How we did it

How we tested the various unified messaging platforms.

Each vendor invited to the unified messaging evaluation was asked to bring a complete IP-PBX, Exchange Server 2000 or above, and at least two end points - hard phones or soft phones. We also required them to bring the applications and/or servers to support text-to-speech as well as voice recognition that would be used in our testing.

To evaluate the UM packages' TTS capabilities we created and delivered a battery of test e-mails. These contained varying degrees of misspellings, phonetic spellings and abbreviations, along with messages with text bodies in German, French and Spanish.

We provided a client laptop, for the vendor to use - a 2.4-GHz Compaq Presario 2500 with Microsoft's XP SP2, and Outlook 2000. This laptop was used for the evaluation of the installation and use of the vendor's client software (typically these were Outlook plug-ins). Our test bed provided an analog telephone line, connected to the vendors' IP-PBX, to create the test voice mails used in our evaluations. The client laptop in our test bed was outfitted with external speakers and an external microphone to examine the recording and playback quality.

Forty percent of the evaluation focused on the interfaces offered to users for access to unified messaging. We assessed all supported interfaces, including the classical "e-mail in-box-based" access, Web-based interfaces and the next generation of telephone user interface.

After user interfaces, 30% of the evaluation's weighting went to configuration and architecture. Here we assessed the UM package in terms of: number and mix of servers required to deliver all the key functions; scalability; support for different underlying PBXs; and voice mail encoding settings, in terms of bandwidth and storage.

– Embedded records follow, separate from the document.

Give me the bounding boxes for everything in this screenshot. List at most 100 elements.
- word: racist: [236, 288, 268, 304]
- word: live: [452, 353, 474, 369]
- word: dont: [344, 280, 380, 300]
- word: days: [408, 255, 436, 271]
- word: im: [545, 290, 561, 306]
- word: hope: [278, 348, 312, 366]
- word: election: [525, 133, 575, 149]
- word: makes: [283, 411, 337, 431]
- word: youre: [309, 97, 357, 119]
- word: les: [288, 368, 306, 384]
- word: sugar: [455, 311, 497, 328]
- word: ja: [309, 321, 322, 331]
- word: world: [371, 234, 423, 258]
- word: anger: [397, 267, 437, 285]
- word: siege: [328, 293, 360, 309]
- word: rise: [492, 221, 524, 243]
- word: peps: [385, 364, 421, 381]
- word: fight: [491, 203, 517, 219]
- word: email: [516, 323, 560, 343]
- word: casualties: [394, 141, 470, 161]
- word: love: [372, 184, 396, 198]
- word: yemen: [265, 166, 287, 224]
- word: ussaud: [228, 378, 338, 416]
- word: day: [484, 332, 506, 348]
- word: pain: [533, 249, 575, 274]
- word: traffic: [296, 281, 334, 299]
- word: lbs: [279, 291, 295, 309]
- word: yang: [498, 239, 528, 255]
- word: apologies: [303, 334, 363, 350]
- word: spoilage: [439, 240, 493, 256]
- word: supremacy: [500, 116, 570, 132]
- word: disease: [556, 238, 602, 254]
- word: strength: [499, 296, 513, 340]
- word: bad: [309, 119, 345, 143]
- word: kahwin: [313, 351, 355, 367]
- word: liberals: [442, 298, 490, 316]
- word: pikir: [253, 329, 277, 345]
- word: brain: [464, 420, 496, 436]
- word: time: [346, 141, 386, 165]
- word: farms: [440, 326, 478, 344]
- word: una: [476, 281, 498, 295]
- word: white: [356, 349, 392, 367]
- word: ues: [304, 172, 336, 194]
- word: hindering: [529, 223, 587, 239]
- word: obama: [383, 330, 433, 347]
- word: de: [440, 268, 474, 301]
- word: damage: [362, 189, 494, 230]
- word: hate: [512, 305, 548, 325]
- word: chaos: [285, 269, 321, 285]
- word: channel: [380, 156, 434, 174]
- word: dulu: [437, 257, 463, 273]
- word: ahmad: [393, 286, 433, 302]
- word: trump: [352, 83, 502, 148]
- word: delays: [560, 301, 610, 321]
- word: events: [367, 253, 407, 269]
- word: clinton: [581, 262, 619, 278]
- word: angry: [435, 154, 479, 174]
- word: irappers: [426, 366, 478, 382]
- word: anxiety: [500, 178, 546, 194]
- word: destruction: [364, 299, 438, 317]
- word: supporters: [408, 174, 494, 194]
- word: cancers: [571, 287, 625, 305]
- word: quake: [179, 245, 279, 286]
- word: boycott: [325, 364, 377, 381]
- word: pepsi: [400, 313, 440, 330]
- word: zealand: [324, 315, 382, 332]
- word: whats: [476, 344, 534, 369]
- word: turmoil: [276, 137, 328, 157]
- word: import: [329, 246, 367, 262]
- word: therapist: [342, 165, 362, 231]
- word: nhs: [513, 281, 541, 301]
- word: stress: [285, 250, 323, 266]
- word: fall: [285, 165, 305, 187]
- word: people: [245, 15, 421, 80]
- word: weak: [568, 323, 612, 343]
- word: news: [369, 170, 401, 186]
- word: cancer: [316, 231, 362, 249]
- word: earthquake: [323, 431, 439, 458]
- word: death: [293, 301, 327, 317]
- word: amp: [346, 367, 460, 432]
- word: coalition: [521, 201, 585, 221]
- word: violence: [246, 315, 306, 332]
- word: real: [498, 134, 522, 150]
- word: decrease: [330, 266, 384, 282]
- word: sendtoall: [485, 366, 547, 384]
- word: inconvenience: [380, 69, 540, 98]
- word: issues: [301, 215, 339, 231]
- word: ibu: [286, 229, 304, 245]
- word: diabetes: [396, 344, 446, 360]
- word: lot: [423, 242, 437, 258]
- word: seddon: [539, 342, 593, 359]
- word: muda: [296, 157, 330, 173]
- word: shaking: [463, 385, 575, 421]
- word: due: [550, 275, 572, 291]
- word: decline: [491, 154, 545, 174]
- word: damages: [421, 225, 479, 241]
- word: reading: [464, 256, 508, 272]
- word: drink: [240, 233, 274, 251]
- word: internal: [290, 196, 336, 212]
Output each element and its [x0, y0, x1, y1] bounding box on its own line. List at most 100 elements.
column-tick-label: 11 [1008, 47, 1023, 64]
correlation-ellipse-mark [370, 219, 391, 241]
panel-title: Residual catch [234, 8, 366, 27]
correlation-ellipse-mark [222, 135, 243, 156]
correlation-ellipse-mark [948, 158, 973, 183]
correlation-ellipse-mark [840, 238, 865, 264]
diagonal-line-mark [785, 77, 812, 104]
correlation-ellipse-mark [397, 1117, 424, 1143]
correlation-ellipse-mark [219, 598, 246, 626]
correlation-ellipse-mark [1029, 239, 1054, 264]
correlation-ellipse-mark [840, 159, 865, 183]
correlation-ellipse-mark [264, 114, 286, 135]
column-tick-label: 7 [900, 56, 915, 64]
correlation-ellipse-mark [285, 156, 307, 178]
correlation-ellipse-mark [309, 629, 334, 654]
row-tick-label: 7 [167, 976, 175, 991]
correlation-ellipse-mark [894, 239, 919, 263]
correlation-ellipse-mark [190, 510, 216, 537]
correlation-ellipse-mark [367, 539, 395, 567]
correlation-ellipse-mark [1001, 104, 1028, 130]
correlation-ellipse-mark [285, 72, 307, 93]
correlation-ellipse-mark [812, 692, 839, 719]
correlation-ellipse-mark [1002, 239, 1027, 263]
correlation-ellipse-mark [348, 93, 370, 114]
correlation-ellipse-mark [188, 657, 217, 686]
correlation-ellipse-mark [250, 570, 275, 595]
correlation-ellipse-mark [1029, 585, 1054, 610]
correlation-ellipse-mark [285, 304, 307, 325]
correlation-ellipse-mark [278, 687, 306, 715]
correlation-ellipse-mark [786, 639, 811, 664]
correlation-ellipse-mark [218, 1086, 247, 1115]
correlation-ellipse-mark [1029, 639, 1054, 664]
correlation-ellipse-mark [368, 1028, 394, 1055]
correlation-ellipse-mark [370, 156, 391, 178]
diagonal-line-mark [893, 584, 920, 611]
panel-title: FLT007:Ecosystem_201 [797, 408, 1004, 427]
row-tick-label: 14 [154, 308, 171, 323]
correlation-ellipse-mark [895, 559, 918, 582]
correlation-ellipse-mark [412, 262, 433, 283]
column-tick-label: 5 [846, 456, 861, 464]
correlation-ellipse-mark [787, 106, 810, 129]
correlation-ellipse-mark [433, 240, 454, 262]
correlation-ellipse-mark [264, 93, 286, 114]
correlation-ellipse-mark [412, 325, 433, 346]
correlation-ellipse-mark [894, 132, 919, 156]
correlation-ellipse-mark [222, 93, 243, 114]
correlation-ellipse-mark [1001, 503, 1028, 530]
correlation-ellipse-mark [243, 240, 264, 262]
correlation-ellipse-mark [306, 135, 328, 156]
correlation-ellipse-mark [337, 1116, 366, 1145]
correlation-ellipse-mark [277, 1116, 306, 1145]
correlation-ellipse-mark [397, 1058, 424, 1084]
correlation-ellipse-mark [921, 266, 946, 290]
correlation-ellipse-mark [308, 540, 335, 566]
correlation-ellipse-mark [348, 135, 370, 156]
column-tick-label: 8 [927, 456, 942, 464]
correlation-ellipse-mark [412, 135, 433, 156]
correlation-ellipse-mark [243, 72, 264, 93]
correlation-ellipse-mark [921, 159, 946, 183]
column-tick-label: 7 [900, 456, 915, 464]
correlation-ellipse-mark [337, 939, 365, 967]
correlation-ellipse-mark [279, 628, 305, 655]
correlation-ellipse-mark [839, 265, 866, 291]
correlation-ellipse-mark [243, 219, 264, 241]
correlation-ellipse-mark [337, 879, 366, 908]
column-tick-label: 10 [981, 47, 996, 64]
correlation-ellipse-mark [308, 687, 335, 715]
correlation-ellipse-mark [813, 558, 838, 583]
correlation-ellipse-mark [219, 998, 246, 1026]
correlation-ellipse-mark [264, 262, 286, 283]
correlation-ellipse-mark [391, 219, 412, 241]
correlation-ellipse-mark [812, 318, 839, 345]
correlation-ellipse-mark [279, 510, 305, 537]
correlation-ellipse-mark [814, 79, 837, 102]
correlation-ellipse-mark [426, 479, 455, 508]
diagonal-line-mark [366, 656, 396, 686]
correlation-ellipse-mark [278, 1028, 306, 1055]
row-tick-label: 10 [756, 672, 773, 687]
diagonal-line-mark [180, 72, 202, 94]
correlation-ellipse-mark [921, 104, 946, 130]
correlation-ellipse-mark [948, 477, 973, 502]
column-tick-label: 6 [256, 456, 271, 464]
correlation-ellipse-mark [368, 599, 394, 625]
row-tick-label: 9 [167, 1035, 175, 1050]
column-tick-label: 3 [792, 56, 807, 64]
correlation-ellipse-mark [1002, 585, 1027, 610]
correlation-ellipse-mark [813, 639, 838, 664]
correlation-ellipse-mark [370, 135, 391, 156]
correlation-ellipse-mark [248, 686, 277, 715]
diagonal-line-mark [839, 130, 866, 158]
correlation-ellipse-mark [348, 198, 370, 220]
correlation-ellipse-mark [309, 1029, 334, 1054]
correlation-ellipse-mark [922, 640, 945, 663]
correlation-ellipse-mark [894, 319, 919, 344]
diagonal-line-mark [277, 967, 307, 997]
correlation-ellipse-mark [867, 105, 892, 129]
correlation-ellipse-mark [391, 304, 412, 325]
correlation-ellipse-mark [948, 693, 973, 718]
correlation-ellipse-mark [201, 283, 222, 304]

Then 20% was allotted for "features" - notable special or unique aspects or offerings that distinguish the UM package. Among noteworthy features we observed were: broad support for different languages; fax integration; and the ability to tailor or customize voice and audio interfaces.

Finally, a small amount of the evaluation, 10%, was allotted for installation and integration. We focused mainly on the client environment, installing the plug-ins into Outlook and working in the Microsoft desktop environment. We also tested top-level interfaces for administering the various components of the UM package.